Филипп Эриа - Время любить
Поль Гру налил мне чаю; вдохнув аромат, подымавшийся от чашки, я успокоилась.
- А вы умеете заваривать чай. Что правда, то правда.
- А вы как думали? Что и чай нужно заваривать в стиле Агнесс?
- Почему вы заговорили о стиле Агнесс?
- Потому что этот стиль уже стал классикой, освящен гласом народным, и вы его силком мне навязали,- проговорил он, обводя комнату широким жестом. - Если бы мне когда-нибудь кто-нибудь сказал!..
- Пожалуйста, не подумайте, что здесь есть хоть капля стиля Агнесс.
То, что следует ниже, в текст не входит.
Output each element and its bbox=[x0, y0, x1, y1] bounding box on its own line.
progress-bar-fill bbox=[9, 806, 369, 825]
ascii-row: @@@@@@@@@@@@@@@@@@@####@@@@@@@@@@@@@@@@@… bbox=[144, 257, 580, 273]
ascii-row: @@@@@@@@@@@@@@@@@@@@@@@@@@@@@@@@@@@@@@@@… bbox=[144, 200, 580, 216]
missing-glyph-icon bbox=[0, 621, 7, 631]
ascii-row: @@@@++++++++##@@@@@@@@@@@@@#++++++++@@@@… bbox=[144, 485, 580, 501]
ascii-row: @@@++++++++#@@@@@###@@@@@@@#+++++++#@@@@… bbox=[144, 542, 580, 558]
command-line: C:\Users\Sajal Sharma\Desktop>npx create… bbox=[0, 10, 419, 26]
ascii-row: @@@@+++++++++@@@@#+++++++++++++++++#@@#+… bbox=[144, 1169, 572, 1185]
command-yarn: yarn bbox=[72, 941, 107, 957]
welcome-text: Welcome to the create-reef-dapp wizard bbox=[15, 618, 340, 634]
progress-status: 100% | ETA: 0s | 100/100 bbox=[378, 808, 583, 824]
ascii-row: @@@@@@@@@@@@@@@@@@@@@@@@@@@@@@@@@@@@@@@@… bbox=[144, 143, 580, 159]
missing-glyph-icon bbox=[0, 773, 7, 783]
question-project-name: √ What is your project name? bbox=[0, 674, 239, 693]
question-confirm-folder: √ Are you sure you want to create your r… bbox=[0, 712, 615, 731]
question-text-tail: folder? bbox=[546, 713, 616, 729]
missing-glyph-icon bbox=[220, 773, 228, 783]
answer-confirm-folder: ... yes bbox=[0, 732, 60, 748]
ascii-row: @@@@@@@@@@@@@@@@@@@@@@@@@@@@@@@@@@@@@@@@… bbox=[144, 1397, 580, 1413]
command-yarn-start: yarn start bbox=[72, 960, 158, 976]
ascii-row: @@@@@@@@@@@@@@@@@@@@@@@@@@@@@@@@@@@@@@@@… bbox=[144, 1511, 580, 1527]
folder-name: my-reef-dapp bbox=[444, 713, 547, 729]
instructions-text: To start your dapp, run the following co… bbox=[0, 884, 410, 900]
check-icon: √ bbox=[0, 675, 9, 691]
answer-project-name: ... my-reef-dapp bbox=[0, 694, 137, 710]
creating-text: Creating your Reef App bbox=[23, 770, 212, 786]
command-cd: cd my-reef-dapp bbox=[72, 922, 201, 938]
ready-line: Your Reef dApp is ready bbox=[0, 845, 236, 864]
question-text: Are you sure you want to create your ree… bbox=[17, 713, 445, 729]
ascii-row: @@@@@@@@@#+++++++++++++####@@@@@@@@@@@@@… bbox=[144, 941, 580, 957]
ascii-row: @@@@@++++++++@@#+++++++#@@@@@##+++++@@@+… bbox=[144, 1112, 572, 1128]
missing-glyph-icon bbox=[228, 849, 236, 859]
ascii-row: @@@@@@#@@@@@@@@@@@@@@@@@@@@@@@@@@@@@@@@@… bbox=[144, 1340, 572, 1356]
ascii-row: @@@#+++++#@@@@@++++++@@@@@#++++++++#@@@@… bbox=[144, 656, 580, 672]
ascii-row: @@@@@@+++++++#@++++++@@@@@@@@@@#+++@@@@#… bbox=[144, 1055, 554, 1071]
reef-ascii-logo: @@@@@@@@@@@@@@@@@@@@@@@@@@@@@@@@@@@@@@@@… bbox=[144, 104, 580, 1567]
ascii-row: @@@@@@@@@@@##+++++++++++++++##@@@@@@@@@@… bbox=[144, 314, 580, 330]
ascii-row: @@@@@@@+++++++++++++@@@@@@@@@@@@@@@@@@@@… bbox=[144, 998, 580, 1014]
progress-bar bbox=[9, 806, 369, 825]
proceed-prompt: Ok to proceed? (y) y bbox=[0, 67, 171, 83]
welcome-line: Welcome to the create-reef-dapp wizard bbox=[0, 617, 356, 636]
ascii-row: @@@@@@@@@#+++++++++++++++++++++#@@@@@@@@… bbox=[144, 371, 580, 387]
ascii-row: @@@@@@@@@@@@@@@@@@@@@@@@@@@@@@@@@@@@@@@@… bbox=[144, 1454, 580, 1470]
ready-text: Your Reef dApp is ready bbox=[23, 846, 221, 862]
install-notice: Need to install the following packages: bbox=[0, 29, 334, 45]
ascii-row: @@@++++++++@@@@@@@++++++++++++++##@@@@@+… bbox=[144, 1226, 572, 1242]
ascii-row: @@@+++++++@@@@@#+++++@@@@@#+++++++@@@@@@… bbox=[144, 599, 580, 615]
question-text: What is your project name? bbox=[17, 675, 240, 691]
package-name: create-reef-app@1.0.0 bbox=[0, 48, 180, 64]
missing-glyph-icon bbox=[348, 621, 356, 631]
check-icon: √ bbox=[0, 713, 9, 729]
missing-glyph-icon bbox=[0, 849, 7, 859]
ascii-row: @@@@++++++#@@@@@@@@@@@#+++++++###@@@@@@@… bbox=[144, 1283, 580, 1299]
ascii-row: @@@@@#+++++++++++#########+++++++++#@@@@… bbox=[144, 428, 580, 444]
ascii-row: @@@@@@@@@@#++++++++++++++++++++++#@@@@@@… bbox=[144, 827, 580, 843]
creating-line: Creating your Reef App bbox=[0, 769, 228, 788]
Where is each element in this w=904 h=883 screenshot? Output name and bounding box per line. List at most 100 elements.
И запомните, скорее уж это стиль, так сказать, причудливый. Вот, к примеру, стены, они достаточно характерны, и приходилось им повиноваться. А иначе... Если уж говорить начистоту, то я лично считаю просто глупым, чересчур уж дачно-парижским слепо подражать провансальскому стилю просто из принципа, под тем предлогом, что дом-де находится в Провансе.
- Возьмите-ка лучше кусочек кекса, дорогая моя разумница.
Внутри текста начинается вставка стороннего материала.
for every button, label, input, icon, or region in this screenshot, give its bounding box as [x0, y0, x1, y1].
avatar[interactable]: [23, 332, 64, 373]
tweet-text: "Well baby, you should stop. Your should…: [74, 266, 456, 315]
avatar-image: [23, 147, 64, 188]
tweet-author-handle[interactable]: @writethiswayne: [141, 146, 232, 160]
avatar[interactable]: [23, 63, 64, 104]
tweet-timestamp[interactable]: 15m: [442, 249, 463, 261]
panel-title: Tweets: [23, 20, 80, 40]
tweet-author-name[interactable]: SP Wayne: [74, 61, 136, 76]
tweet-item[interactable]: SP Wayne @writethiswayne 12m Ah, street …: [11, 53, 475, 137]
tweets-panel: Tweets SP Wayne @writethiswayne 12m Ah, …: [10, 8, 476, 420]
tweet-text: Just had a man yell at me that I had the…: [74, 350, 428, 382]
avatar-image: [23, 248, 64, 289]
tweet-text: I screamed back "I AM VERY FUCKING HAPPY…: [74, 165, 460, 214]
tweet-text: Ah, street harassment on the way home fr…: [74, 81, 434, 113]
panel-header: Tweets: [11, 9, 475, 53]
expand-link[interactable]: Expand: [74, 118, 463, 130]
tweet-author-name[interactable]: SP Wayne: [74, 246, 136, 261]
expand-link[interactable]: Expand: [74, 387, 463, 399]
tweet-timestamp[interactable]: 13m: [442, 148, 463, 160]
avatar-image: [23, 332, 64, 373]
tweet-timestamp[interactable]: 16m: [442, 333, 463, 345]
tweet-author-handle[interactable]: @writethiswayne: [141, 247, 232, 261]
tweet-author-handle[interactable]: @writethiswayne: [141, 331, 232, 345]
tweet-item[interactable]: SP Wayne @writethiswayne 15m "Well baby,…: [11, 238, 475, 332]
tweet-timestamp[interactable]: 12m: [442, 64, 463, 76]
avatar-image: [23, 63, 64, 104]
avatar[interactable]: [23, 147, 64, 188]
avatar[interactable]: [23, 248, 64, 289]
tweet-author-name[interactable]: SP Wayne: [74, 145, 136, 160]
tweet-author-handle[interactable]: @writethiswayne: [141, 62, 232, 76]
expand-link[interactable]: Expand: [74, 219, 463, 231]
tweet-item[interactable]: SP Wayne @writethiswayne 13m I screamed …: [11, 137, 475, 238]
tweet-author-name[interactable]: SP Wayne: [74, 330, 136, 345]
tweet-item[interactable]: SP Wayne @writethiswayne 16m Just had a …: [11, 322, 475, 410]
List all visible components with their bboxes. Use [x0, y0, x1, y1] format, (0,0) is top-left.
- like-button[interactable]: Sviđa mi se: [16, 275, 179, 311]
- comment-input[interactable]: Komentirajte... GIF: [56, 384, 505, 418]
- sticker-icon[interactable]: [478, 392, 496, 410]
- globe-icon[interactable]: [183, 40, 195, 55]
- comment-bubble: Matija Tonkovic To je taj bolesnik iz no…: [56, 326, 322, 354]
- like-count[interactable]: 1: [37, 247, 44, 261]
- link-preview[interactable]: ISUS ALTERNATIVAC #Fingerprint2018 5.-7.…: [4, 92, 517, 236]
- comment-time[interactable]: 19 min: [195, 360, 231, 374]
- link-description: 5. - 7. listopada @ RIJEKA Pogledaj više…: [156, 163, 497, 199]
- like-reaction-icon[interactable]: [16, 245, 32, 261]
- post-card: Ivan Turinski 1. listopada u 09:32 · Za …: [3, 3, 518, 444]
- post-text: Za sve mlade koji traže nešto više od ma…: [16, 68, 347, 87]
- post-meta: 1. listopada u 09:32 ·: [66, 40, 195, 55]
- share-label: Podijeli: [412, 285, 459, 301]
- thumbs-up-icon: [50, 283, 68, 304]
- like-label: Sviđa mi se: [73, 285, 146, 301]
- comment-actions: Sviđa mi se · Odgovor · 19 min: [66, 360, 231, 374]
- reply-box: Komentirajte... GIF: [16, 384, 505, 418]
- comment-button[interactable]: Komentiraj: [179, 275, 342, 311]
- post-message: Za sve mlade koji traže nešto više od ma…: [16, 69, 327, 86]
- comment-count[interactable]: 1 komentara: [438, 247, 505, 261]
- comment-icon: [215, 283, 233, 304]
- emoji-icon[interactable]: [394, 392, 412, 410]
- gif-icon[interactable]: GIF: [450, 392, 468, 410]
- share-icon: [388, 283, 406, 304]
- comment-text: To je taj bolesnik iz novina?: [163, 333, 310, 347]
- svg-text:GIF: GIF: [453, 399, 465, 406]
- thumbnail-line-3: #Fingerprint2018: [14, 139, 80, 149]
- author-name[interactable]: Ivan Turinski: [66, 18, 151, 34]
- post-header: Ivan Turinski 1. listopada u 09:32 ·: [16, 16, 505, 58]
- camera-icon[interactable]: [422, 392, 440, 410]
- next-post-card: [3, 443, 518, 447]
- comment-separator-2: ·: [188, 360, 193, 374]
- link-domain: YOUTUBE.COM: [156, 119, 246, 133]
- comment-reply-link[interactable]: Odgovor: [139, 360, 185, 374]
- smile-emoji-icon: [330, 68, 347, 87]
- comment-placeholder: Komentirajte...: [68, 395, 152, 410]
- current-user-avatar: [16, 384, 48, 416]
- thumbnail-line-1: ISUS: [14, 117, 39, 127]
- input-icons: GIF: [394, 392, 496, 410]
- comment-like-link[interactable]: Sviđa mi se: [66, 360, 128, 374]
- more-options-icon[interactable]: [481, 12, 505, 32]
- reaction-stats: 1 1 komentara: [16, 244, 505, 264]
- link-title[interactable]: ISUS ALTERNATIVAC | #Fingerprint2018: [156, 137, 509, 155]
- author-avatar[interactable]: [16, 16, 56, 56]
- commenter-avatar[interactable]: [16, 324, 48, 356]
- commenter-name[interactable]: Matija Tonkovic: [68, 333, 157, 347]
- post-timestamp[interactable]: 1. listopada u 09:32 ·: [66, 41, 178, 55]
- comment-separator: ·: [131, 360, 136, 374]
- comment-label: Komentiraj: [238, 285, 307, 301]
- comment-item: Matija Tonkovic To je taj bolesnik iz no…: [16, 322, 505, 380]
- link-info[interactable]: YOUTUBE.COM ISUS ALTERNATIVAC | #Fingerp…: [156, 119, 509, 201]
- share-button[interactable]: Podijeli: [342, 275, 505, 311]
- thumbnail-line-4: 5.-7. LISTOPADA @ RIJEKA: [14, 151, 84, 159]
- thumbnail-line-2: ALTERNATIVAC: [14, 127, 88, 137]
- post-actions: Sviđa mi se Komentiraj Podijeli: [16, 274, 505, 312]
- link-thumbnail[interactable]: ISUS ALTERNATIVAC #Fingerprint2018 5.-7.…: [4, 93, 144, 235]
- Не подшучивайте над моими словами, все это гораздо сложнее, чем вы воображаете. Вы когда-нибудь задумывались вот над каким вопросом: почему нашим современникам нравится стеганая мебель, керосиновые лампы, тарелки с виньетками? Потому что они тоскуют о прошлом, вздыхают втайне об утерянном стиле ушедших веков.
- Ого, вы мне тут целую теорию изложили. Помолчите-ка лучше, мадам. Уже не принимаете ли вы меня за клиента из Америки? Стиль Агнесс не нуждается в исторических экскурсах и давным давно имеет название: это стиль буржуазный.
- Боже, что за несносный человек! - Он снова заговорил со мной тем тоном, который я терпеть не могла и надеялась, что это уже в прошлом. - Да, да, несносный, с вами невозможно разговаривать, вы и святую из себя выведете,- проговорила я уныло, почти в отчаянии и отвернулась к окну.
Я готова была расплакаться, а ведь я плачу лишь в исключительных случаях, но тут я была не в силах сдерживаться. Полдня я возилась, устраивала ему жилье, вкладывала в работу всю свою изобретательность и терпение: мне удалось установить между нами своего рода трудовое содружество, а теперь вдруг после того, как я с открытой душой... Да и усталость сказывалась.
Мой хозяин замолчал, внимательно следя за тем, как на его глазах в мгновение ока все круто повернулось. Я чувствовала на себе его пристальный взгляд, но избегала смотреть ему в лицо. Мы провели безоблачный день, а теперь я вдруг провалилась в открывшуюся между нами воздушную яму с чувством, близким к головокружению, я откинулась на подушки дивана, закрыв ладонями глаза от больно режущих лучей солнца.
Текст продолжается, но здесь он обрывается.